Ein Wink meines rechten Armes erleichtert die Männer rings um mich. Wir laufen, ich höre das Trappeln der Schritte, das Knacken der zertretenen Ähren, den großen Knall der Lebels[4], die hinter uns schießen. Bei jedem Sprung suche ich mit den Augen die Böschung, die Bodenwelle, die uns, so gut es eben ging, schützen wird. Jetzt sind wir da, Seite an Seite hingelegt, das Gewehr schon bereit, an der Schulter angelegt. Meine Kappe mit ausgestrecktem Arm emporgehoben, mache ich der anderen Gruppenhälfte ein Zeichen. Und sofort ist sie auf den Beinen, läuft los, erreicht uns, überholt uns, während rings um mich die Lebels ihre Magazine leerspeien. Dieser Schwung, dieser Elan, diese Perfektion des Manövers erfüllen mein Herz mit Bewunderung und folglich mit Enthusiasmus. Waren wir auf dem Übungsfeld? Ich dachte an den Hof unserer Kaserne in Bordeaux, drei Jahre zuvor, an die lächerlichen Sturmangriffe, die wir dort vollführten, an die Holzpatronen, die wir unter großem Gerassel der Verschlüsse in den Staub schossen. „Aber diesmal, sagte ich mir, schlage ich mich, jetzt ist es ernst.“
Das immer stärker werdende Getöse half mir bei dieser Bewusstwerdung. Die nahen Detonationen wurden ohrenbetäubend. Ein Maschinengewehr, nicht weit entfernt, dröhnte in wahnsinnigem Tempo: wir sahen den blauen Rauch, die funkelnden Munitionsbänder, welche die Bedienenden weitergaben.
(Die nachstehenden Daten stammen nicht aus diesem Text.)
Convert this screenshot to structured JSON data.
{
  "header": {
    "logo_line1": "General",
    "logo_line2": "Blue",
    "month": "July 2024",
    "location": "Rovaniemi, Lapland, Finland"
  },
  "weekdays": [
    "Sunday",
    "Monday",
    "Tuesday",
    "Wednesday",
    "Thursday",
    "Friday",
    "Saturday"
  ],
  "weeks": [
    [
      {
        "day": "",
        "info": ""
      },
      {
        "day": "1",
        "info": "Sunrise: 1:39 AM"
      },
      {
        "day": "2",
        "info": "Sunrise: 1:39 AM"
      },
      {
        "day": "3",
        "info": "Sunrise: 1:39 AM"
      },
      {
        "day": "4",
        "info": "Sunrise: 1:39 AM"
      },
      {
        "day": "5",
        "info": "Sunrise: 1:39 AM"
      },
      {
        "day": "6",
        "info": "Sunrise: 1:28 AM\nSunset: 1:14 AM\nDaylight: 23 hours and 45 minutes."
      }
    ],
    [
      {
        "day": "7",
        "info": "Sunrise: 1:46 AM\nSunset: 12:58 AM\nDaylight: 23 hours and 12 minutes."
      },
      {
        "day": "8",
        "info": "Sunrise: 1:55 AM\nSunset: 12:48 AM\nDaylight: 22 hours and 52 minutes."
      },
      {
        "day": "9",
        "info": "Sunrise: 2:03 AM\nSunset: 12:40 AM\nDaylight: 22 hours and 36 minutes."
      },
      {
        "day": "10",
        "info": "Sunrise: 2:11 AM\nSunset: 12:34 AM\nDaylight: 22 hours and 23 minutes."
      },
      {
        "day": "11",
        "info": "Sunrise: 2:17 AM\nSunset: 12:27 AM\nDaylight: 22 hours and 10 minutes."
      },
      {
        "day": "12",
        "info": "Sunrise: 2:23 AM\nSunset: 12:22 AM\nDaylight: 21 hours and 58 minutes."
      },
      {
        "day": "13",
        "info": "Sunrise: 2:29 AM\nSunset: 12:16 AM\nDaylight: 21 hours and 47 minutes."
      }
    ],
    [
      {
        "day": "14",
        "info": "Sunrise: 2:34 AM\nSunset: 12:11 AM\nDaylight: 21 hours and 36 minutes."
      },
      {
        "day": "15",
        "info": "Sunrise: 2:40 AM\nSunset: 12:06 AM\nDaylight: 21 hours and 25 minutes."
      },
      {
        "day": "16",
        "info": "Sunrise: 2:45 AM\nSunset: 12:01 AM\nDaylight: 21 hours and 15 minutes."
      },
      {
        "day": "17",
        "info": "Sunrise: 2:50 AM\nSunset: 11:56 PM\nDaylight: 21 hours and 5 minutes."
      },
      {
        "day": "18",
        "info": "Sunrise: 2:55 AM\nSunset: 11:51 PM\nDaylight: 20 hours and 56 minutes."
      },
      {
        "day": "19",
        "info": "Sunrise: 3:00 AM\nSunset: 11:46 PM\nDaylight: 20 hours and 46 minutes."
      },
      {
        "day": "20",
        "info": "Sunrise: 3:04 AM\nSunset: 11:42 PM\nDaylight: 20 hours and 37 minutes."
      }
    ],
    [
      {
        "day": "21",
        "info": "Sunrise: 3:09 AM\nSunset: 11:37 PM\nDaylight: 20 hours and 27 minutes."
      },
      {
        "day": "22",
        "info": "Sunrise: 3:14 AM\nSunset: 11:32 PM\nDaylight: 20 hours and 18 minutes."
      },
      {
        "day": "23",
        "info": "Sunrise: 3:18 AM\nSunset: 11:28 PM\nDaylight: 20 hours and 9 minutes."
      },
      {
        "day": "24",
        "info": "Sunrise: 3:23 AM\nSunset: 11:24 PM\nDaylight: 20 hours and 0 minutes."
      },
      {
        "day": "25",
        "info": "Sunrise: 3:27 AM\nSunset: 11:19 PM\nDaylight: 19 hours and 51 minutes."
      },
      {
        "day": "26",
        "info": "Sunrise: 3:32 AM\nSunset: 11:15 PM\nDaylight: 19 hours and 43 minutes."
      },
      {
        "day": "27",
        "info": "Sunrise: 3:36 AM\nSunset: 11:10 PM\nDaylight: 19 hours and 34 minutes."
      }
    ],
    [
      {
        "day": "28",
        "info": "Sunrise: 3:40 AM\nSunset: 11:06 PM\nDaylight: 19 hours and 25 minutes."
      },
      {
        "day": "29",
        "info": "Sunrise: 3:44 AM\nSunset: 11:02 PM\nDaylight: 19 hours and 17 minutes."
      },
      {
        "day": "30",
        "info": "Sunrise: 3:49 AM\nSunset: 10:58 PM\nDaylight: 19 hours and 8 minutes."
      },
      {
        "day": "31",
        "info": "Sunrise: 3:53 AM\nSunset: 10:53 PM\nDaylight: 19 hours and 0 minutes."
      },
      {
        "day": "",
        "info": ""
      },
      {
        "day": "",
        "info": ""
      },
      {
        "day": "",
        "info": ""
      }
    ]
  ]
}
In der Lichtung eines Weizenfeldes schossen einige Männer, stehend, großartig, wohlüberlegt auf Ziele, die unseren Augen verborgen blieben. Ich konnte den Rückstoß ihrer Waffe ausnehmen, die sie richtig gegen die Schulter angelegt hatten. Vor allem hörte ich die Kugeln.
Manche sangen über unseren Köpfen, stießen ein leises, moduliertes Pfeifen aus, das sehr weit reichte, bis hin zur Grenze der Gehörwahrnehmung. Andere surrten, andere miauten, wieder andere schienen in ihrem Flug neuen Schwung zu nehmen, als wären sie auf der Luft selbst gesprungen. Manchmal gab es welche hoch im Himmel und lauter noch als alle anderen, die dermaßen knallten, dass ich an das Schnalzen einer riesigen Peitsche von einer unerhörten Brutalität dachte und das Gesicht der Männer, die ihre Köpfe in die Schultern einzogen, Furcht und Angst verriet. Aber selbst daran schien mir, dass ich mich gewöhnte.
„Vorwärts!“
Neuerlich dieses Laufgetrappel an meinen Seiten, dieses brüderliche, begeisternde Anwesend-Sein, diese aus der Brust gekeuchten Atemstöße. Und plötzlich, ganz nahe bei mir, zu meiner Linken, das Gefühl einer Leere, einer unerträglichen Auflösung, die die Ordnung der Welt angreift.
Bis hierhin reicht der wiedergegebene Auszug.